聽說在中國古代或歐洲中古世紀,曾經有過以餓死作為執行死刑的方式。 劇作者選擇了以「餓死」作為死刑, 大概因為它的過程長度可以提供篇幅, 以描寫死囚及監刑官的心理狀態及逆轉過程。
《想死》是個很有發揮潛質的題材, 蘊釀著豐富可以探討的題目及層次。 可能劇作者過於貪婪, 想涉獵太多, 於是就迷失在這寶藏迷宫之中。 《想死》要表達的訊息太多, 但出來的訊息紛雜, 情節的舖陳也紊亂。 它談及死刑、求生、自由、權力、醫生天職、見死不救、生命短促、過多人口等等, 卻未能聚到一個焦點上去, 而每條論題的前題的立腳點都浮而不穩, 很多對白驟聽起來好像有哲理, 卻未堪推敲。 例如, 談到權力, 有一段台詞說道(大意): 「權力是一個人要其他人做乜就做乜……」 同時間, 醫生拿著骨頭戲弄扮狗的死囚。 這樣子詮釋權力, 就過於簡化了權力被濫用的可怕。 又說到: 「世上太多人, 必須要淘汰掉一些……」 這可不是死刑的立法出發點, 但《想死》就這樣有意無意間將世界人口跟一個地方的法律刑責掛上了鈎。 劇作者不止一次通過作為負責驗證死囚死亡的醫生內疚地說道:「我每簽一個名, 從此世界就失去一個人。」這也是一項錯誤的註釋, ---死亡並不是由他在死亡紙上簽名作始的。
劇本裡的一些基本概念混淆, 例如, 犯錯與犯罪在性質、 甚至法律上的區別, 監刑官與劊子手之間的不同。 而劇本將監刑官、劊子手及法官三者的職能混淆。在戲裡, 醫生的角色是監刑官而不是劊子手, 他祗執行監視死刑的進行及驗證死亡的工作, 毋須負上判決上「對」與「錯」的責任。 此外, 劇本還對監刑官與醫生當時的角色職責混淆不清。 死囚不斷振振有詞地申斥醫生本職上的失誤: 「眼見一個人死在你面前不理, 這就是殺人……作為醫生, 有救人的天職……」如果這個戲是探討醫生兼任監刑官所引發的專業矛盾及醫生個人對生命看法的內心衝突, 這些都可以成為醫生的自我責疚的台詞, 但現在劇作者以此作為挑戰醫生天職的論點, 大概是在概念上迷失。

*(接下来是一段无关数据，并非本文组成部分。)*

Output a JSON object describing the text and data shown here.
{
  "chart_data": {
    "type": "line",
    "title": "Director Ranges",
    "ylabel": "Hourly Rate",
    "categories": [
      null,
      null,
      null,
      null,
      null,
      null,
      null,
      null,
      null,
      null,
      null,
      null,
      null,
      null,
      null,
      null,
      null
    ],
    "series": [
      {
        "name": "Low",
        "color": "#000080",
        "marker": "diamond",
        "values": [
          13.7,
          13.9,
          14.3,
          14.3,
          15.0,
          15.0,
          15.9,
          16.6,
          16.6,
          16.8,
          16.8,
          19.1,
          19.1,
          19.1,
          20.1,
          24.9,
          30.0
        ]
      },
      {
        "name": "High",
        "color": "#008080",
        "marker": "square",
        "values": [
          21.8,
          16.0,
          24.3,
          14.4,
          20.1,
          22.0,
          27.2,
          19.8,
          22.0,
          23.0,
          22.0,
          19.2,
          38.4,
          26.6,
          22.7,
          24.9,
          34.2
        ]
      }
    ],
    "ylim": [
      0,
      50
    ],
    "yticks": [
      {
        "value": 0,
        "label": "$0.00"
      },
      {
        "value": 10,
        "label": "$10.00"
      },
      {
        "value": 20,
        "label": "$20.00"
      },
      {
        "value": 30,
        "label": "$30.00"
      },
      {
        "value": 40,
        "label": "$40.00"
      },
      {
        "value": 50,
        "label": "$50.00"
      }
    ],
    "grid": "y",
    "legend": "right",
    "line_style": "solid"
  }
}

《想死》雖然不是個寫實主義的劇本, 但基本的邏輯還是不可違犯的。 既然以活活餓死作為行刑方式, 另一方面卻又提供食水給死囚。 一般來說, 在補充維生素和水的情況下,人們可以不吃東西活一年, 十天大概不會絶命。
醫生與死囚兩人之間的關係發展也描寫得未夠細緻。 在頭幾天裡, 醫生對死囚儘量保持距離及高度警戒性, 直到醫生為死囚包紥傷口, 由於死囚沒有借此機會攻擊他, 這樣就成為醫生信任死囚的原因, 這樣的舖排是未夠信服力。 其後, 醫生甘願瀆職, 強自不讓死囚死亡, 這些逆轉也是舖陳不足。 劇作者對最終主題的抉擇就如同戲中的死囚, 於想死與不想死之間飄移、打轉。